The DS-2019 form will have your personal information, educational background, and other essential details to help you qualify for the au pair program. You’ll also need to submit a letter from the host family inviting you to live with them and their children in their home. This letter is essential because it can show that the family knows and accepts that the au pair’s wages are like household employment and must be reported on Schedule H.
The letter must also demonstrate that the host family has sufficient income to pay for their living expenses. Once your application is complete, the au pair agency will schedule an interview with a consular officer in your country of residence. At the interview, the consular officer will confirm that you (1) are a good fit for the program based on your goals, skills, and education, (2) have binding ties to your home country, and (3) can participate in the program for at least 12 months.
Make an Appointment
Au pairs must have a valid passport to attend their visa interview. The Consular Officer will decide whether or not the au pair receives their visa. Once the decision is made, the au pair will receive their passport internationally. During the visa interview, the au pair will be asked several questions to ensure they only come to the United States to work as an au pair and intend to return home after completing their program.

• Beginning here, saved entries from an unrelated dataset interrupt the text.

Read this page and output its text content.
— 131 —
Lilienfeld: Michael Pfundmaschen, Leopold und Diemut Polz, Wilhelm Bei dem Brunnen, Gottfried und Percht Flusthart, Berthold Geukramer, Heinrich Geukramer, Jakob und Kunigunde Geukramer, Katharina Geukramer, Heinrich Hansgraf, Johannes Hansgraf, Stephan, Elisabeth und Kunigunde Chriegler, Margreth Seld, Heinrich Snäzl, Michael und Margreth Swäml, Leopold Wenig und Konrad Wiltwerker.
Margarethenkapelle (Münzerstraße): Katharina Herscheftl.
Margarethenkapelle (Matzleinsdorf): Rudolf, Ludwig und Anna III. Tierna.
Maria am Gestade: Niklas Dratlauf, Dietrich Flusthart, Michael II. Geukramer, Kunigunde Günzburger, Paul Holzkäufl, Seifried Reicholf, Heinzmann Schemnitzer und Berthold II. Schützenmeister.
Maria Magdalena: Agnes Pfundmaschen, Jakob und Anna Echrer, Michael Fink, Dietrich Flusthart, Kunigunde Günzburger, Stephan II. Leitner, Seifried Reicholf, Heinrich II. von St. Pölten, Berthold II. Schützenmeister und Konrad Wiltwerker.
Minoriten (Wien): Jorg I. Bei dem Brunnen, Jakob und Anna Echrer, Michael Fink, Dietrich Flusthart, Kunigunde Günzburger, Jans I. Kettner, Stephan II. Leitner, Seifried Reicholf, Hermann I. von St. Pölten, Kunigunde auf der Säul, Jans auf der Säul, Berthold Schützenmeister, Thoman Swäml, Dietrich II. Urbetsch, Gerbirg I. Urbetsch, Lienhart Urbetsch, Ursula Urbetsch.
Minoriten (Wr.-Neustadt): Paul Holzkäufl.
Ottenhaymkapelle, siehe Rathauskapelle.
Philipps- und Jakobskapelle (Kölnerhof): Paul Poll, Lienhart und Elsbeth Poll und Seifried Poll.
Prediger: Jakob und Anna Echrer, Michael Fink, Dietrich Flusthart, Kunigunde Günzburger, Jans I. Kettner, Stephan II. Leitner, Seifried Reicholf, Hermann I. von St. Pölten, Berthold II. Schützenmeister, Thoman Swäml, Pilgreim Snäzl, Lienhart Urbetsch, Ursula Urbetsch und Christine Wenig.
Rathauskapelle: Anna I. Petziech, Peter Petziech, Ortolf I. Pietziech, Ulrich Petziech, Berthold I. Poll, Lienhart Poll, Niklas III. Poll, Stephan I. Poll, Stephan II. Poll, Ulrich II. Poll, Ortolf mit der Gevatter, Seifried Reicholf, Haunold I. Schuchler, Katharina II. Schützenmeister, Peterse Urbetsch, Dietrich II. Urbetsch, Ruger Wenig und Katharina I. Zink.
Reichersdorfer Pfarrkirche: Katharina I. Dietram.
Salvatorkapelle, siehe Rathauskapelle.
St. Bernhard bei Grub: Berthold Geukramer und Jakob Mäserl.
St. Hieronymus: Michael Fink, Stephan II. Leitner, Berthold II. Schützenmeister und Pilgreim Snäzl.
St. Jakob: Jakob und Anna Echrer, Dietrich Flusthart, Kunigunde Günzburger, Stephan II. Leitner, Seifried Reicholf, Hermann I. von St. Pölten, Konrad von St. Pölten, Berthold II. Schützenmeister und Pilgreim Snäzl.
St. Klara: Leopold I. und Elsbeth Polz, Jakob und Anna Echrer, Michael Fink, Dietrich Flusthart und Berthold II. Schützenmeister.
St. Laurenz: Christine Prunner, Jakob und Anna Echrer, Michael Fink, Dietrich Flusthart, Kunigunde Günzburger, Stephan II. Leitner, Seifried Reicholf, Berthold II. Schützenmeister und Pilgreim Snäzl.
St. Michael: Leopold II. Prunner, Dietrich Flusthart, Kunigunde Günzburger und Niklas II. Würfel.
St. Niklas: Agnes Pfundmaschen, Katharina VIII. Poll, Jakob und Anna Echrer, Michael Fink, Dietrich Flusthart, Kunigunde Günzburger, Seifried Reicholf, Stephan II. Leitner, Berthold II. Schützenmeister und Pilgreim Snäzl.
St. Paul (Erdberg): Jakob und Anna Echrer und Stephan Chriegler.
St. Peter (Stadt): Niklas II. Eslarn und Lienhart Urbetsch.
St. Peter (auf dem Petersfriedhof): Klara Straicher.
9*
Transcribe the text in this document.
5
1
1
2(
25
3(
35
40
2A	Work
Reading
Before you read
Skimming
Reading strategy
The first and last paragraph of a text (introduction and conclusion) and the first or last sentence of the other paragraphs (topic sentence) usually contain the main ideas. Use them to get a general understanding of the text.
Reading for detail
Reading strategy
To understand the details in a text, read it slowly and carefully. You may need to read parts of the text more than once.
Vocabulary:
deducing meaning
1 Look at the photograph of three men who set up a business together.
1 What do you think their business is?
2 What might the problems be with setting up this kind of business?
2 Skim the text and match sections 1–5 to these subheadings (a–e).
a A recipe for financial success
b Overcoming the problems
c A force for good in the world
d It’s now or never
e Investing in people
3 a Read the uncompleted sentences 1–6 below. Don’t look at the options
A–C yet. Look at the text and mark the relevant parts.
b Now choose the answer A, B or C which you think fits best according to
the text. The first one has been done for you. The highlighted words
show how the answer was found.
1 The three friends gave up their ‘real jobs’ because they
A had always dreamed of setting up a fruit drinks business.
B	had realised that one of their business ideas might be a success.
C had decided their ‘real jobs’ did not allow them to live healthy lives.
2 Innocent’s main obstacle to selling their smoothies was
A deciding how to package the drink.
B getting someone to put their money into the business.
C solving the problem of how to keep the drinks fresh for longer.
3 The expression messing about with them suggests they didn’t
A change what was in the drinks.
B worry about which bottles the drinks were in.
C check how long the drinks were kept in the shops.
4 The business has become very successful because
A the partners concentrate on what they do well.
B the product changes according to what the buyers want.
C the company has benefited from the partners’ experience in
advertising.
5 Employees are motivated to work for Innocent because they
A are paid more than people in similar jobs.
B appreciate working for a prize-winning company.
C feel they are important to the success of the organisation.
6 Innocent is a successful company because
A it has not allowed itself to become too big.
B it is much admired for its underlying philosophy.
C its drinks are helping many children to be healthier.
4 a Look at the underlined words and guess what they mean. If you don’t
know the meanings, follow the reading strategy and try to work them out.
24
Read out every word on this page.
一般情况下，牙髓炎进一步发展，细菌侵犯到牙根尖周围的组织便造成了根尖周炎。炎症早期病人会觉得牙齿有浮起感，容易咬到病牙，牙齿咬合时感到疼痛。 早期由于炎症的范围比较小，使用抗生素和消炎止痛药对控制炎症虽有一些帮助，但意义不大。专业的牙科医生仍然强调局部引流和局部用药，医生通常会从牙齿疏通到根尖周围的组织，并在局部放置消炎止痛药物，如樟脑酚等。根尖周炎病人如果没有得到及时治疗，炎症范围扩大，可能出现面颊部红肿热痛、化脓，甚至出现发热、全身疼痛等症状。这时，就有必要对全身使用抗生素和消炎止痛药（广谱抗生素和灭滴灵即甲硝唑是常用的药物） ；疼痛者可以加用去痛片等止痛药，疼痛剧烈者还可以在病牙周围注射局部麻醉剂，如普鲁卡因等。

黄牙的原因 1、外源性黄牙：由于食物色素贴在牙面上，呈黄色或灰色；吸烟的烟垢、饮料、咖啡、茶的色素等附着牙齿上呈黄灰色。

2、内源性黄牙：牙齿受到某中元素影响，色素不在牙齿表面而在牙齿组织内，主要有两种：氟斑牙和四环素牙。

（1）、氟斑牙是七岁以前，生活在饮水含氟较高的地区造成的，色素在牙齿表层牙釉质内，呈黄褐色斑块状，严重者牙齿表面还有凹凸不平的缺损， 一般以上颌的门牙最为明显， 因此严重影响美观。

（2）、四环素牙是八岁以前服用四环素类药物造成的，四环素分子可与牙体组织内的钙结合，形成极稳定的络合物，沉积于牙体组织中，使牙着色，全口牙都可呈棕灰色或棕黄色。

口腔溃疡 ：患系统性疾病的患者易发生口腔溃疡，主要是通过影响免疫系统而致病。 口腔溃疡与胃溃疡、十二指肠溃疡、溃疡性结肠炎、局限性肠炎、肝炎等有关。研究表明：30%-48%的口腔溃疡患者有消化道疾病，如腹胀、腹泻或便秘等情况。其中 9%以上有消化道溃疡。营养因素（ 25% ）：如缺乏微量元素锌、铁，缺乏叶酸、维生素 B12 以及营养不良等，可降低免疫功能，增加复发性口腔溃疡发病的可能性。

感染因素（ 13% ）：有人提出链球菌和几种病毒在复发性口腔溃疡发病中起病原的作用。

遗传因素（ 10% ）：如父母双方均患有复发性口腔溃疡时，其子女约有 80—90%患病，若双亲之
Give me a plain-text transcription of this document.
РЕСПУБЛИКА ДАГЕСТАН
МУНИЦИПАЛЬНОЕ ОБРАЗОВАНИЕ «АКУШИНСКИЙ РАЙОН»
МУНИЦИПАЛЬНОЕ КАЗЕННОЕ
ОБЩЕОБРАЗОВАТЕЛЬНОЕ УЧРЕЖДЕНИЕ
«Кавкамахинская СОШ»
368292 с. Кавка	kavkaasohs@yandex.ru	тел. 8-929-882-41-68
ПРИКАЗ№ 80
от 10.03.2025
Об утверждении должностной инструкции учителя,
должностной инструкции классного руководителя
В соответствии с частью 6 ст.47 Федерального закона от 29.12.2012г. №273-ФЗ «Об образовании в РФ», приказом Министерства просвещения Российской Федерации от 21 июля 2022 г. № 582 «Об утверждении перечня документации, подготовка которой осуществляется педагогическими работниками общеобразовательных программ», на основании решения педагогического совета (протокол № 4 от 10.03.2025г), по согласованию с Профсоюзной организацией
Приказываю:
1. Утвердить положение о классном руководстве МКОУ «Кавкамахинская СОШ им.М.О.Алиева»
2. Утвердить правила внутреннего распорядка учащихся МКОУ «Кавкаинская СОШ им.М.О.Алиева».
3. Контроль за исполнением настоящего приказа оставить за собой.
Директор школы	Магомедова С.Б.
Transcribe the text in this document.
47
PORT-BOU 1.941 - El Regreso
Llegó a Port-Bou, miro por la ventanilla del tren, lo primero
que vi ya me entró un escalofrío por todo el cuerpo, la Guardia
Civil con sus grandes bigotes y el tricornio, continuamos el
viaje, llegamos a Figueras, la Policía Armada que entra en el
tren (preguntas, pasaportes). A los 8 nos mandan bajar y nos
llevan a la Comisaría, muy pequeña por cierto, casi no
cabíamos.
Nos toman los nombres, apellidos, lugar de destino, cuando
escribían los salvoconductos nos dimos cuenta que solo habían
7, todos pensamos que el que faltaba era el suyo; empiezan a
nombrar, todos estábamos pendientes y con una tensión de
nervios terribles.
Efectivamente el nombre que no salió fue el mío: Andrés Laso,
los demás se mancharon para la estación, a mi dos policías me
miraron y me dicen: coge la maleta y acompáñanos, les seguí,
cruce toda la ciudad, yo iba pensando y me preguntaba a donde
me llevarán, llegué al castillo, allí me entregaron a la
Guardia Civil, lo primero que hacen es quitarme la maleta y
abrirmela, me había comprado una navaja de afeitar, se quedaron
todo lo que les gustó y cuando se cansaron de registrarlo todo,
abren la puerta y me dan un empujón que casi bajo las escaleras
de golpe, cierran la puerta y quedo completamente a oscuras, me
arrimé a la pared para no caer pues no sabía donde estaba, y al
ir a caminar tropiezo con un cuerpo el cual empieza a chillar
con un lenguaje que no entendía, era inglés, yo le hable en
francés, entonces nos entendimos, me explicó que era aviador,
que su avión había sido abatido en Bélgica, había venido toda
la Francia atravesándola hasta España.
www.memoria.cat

Depending on the au pair’s country of origin, additional steps in the application process must be completed before they can get their visa. The au pair should consult with the embassy in their country for more information.
If the au pair wants to extend their time in the United States, they can apply for a non-immigrant visa extension or through marriage-based immigration.
Bring The Required Documents
In addition to the family’s invitation letter, an au pair must bring a copy of her/his/her passport and proof of financial support. The au pair should also have a clean criminal record.
Host families are required to withhold Social Security and Medicare taxes from the au pair’s wages. These are reported on Form 1040 and Schedule H, Household Employment Taxes. If the au pair’s annual wage exceeds a certain amount, the host family must also obtain an Employer Identification Number (EIN) from the Internal Revenue Service.
The au pair visa is part of the J-1 Exchange Visitor Program. It allows a caring live-in caregiver between 18 and 26 to work for a U.S. host family in return for room and board and a weekly allowance. The au pair must apply through a designated agency, meet specific requirements, and adhere to U.S. regulations and agency rules. The au pair must attend a visa interview at their home country’s U.S. Embassy or Consulate. During the interview, the au pair must demonstrate to a consular officer that they have binding ties to their home country and will not abandon them during their stay in the United States.
Attend The Interview
An interview is a short meeting with a consular officer to check your documents and verify your identity. You may have to hand in additional information or pay a visa fee, depending on your country.
The interviewer will ask questions to ensure you are a good fit for the program and ready for an experience abroad. For example, they will want to know what childcare experience you have and whether or not you have any specific responsibilities you would be happy to take on.
It is essential to be well-prepared for the interview, as it can be a stressful process. Be calm and honest, and try to make the interviewer feel at ease. It will help if you talk about things that interest the interviewer, such as your goals and interests in life.